L’arte è oggetto di una manipolazione propagandistica, che è quella del mercato, del consumismo dell’arte. È un serpente che si mangia la coda, un re nudo. Anche nell’arte, dunque, e nelle aste, sappiamo che è tutto un rapporto di forte attività propagandistica, che però ha talmente usurato se stessa da diventare ridicola, come è diventata ridicola la tendenza museale, artistica, curatoriale. Tutto diventa talmente propagandisticamente popolare e macroscopicamente popolare. C’è sempre stata la propaganda, anche ai tempi di Giulio II e Michelangelo. All’epoca il popolo era ignorante, ma focoso; il popolo di oggi invece no. Siamo arrivati a un rapporto tra società e arte molto similare. Una macro-informazione talmente macro da diventare grottesca, caricaturale.

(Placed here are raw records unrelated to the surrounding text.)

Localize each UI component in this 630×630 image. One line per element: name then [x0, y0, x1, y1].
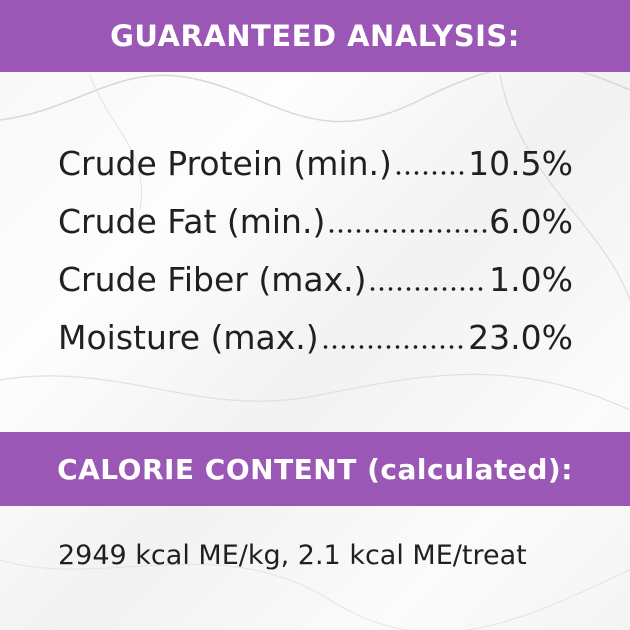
dot-leader: [327, 229, 488, 233]
analysis-row: Crude Fat (min.) 6.0%: [58, 202, 573, 260]
calorie-title: CALORIE CONTENT (calculated):: [0, 432, 630, 506]
dot-leader: [320, 345, 467, 349]
header-title: GUARANTEED ANALYSIS:: [0, 0, 630, 72]
nutrient-label: Crude Fiber (max.): [58, 260, 367, 299]
nutrient-value: 10.5%: [468, 144, 573, 183]
analysis-list: Crude Protein (min.) 10.5% Crude Fat (min.…: [58, 144, 573, 376]
nutrient-value: 23.0%: [468, 318, 573, 357]
nutrient-label: Moisture (max.): [58, 318, 319, 357]
nutrient-value: 6.0%: [489, 202, 573, 241]
analysis-row: Crude Protein (min.) 10.5%: [58, 144, 573, 202]
calorie-text: 2949 kcal ME/kg, 2.1 kcal ME/treat: [58, 540, 527, 571]
nutrient-value: 1.0%: [489, 260, 573, 299]
nutrient-label: Crude Fat (min.): [58, 202, 326, 241]
dot-leader: [393, 171, 467, 175]
analysis-row: Crude Fiber (max.) 1.0%: [58, 260, 573, 318]
dot-leader: [368, 287, 488, 291]
nutrient-label: Crude Protein (min.): [58, 144, 392, 183]
analysis-row: Moisture (max.) 23.0%: [58, 318, 573, 376]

Il divenire permea l’essere, nella sua arte, palesando come l’unica verità sia l’impermanenza. Le sue opere, come animali o esseri viventi, respirano, crescono, decadono, e questo le rende più vicine, induce una partecipazione “da simile a simile” nel fruitore. Ma quale predisposizione interiore auspica, innanzi a esse, per ascoltarne davvero la voce?
È veramente difficile rispondere. Perché credo che l’artista sia un sordomuto, con grandi facoltà di ascolto e di percezione. Quindi non so se sono – come ogni artista – sordo o iper-udente, se sono cieco o iper-vedente. Come facciamo a capire se questa scoria, questa specie di risultato, che è l’opera, deve rimanere fantasma, ologramma di sé, presenza, voce, cosa silente? Non lo saprei dire. Lo vedremo più avanti. Se un’opera continua a mormorare a dieci, venti, trenta, quarant’anni di distanza, forse il fantasma che l’ha animata qualcosa ha lasciato. Ma è molto difficile poterlo definire, con la volontà dell’artista non si può, né si può esserne coscienti.

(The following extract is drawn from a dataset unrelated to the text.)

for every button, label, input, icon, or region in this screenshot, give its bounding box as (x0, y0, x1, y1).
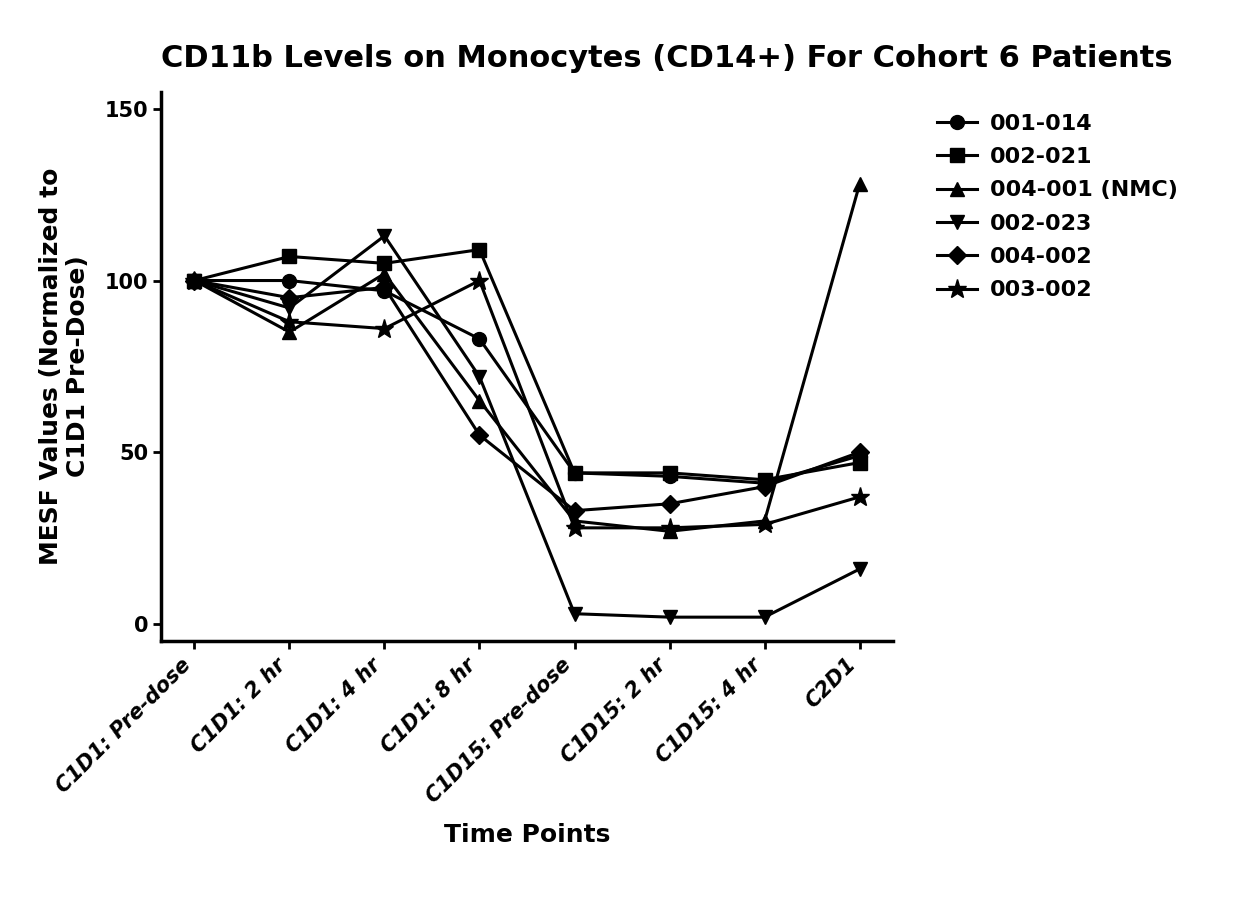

Vorrei trovare un modo elegante per dirlo, ma io ho totale disinteresse per il lettore dell’opera. Non lo considero proprio. È una cosa che non si dovrebbe dire mai, perché sembra che non vi sia rispetto per il pubblico. Ma in effetti il mio alter ego, il mio ascoltatore, non è lo spettatore. Sono io stesso. Sono molto al buio in questo senso, non penso proprio allo spettatore.
Un disinteresse che però non è sinonimo di noncuranza.

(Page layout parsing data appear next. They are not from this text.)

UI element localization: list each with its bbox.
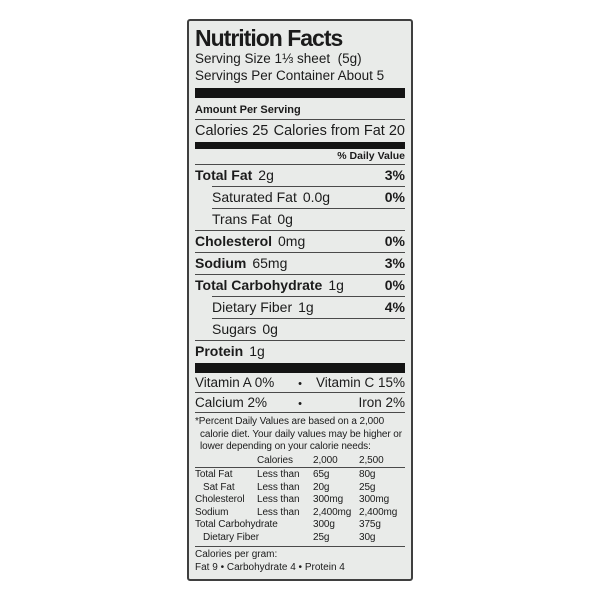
calories-from-fat: Calories from Fat 20 [273,123,405,140]
nutrient-name: Cholesterol [195,233,273,250]
nutrient-amount: 1g [298,299,314,316]
nutrient-row-sodium: Sodium 65mg 3% [195,253,405,276]
thick-divider [195,142,405,150]
nutrient-amount: 0mg [278,233,306,250]
header-2500: 2,500 [359,454,384,466]
nutrient-row-trans-fat: Trans Fat 0g [195,209,405,232]
bullet-separator: • [298,378,302,391]
vitamin-c: Vitamin C 15% [315,375,405,391]
footnote-row-sat-fat: Sat Fat Less than 20g 25g [203,481,376,493]
nutrient-name: Dietary Fiber [212,299,293,316]
nutrient-amount: 65mg [252,255,288,272]
nutrient-daily-value: 3% [384,167,405,184]
nutrient-amount: 2g [258,167,274,184]
nutrient-name: Saturated Fat [212,189,297,206]
footnote-row-total-carbohydrate: Total Carbohydrate 300g 375g [195,519,381,531]
nutrient-name: Sodium [195,255,247,272]
nutrient-daily-value: 0% [384,277,405,294]
amount-per-serving-heading: Amount Per Serving [195,101,405,121]
nutrient-amount: 1g [249,343,265,360]
bullet-separator: • [298,398,302,411]
calories-per-gram-values: Fat 9 • Carbohydrate 4 • Protein 4 [195,561,345,573]
thick-divider [195,363,405,374]
nutrient-amount: 0g [277,211,293,228]
vitamin-a: Vitamin A 0% [195,375,275,391]
daily-value-header: % Daily Value [195,149,405,166]
nutrient-row-sugars: Sugars 0g [195,319,405,342]
nutrient-row-total-carbohydrate: Total Carbohydrate 1g 0% [195,275,405,298]
nutrient-amount: 0g [262,321,278,338]
header-2000: 2,000 [313,454,338,466]
footnote-table: Calories 2,000 2,500 Total Fat Less than… [195,455,405,548]
calories-row: Calories 25 Calories from Fat 20 [195,120,405,142]
header-calories: Calories [257,454,293,466]
footnote-row-cholesterol: Cholesterol Less than 300mg 300mg [195,494,390,506]
calcium: Calcium 2% [195,395,268,411]
nutrient-row-cholesterol: Cholesterol 0mg 0% [195,231,405,254]
nutrient-row-total-fat: Total Fat 2g 3% [195,165,405,188]
footnote-row-sodium: Sodium Less than 2,400mg 2,400mg [195,506,398,518]
vitamin-row-calcium-iron: Calcium 2% • Iron 2% [195,393,405,414]
nutrition-facts-label: Nutrition Facts Serving Size 1⅓ sheet (5… [187,18,413,582]
nutrient-daily-value: 0% [384,233,405,250]
nutrient-daily-value: 3% [384,255,405,272]
footnote-row-total-fat: Total Fat Less than 65g 80g [195,469,376,481]
nutrient-name: Total Carbohydrate [195,277,323,294]
calories-per-gram-label: Calories per gram: [195,549,278,561]
nutrient-row-protein: Protein 1g [195,341,405,363]
nutrient-daily-value: 4% [384,299,405,316]
nutrient-name: Trans Fat [212,211,272,228]
nutrient-row-saturated-fat: Saturated Fat 0.0g 0% [195,187,405,210]
footnote-table-header: Calories 2,000 2,500 [195,455,405,469]
thick-divider [195,88,405,99]
serving-size: Serving Size 1⅓ sheet (5g) [195,51,362,67]
nutrient-daily-value: 0% [384,189,405,206]
calories-per-gram: Calories per gram: Fat 9 • Carbohydrate … [195,547,405,574]
vitamin-row-a-c: Vitamin A 0% • Vitamin C 15% [195,373,405,394]
nutrient-amount: 1g [328,277,344,294]
daily-values-footnote: *Percent Daily Values are based on a 2,0… [195,416,402,453]
nutrient-row-dietary-fiber: Dietary Fiber 1g 4% [195,297,405,320]
calories-value: Calories 25 [195,123,269,140]
iron: Iron 2% [358,395,405,411]
servings-per-container: Servings Per Container About 5 [195,67,385,83]
nutrient-amount: 0.0g [302,189,331,206]
nutrient-name: Total Fat [195,167,253,184]
nutrient-name: Sugars [212,321,257,338]
label-title: Nutrition Facts [195,24,343,51]
footnote-row-dietary-fiber: Dietary Fiber 25g 30g [195,532,405,548]
nutrient-name: Protein [195,343,244,360]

Infatti, non è violenza, è proprio sordità, quella sordità di cui le dicevo, questo muoversi tra ombra e buio.
Quali sono i futuri desideri e tracciati della sua arte?
Della mia arte non lo so. Il mio desiderio futuro nell’immediato è riuscire a partire tra qualche giorno per un’isola greca e mettermi in acqua e al sole. Non ho altri desideri più ampi al momento.
Se parliamo di acqua e sole, già stiamo parlando di qualcosa di cosmico…
Esatto.
Interviene la moglie dell’artista: “Diceva un poeta giapponese: ‘Se veramente vuoi vedere le cose, accecati gli occhi; se veramente vuoi sentire le cose, tappati le orecchie’”.
Infatti è così. In un ascolto cieco e muto, almeno nascono delle ombre strane. Pericolosissimo, per carità. Il grande rischio è il solipsismo, la maniacalità. Ma una buona tenuta di artista questi ostacoli li supera.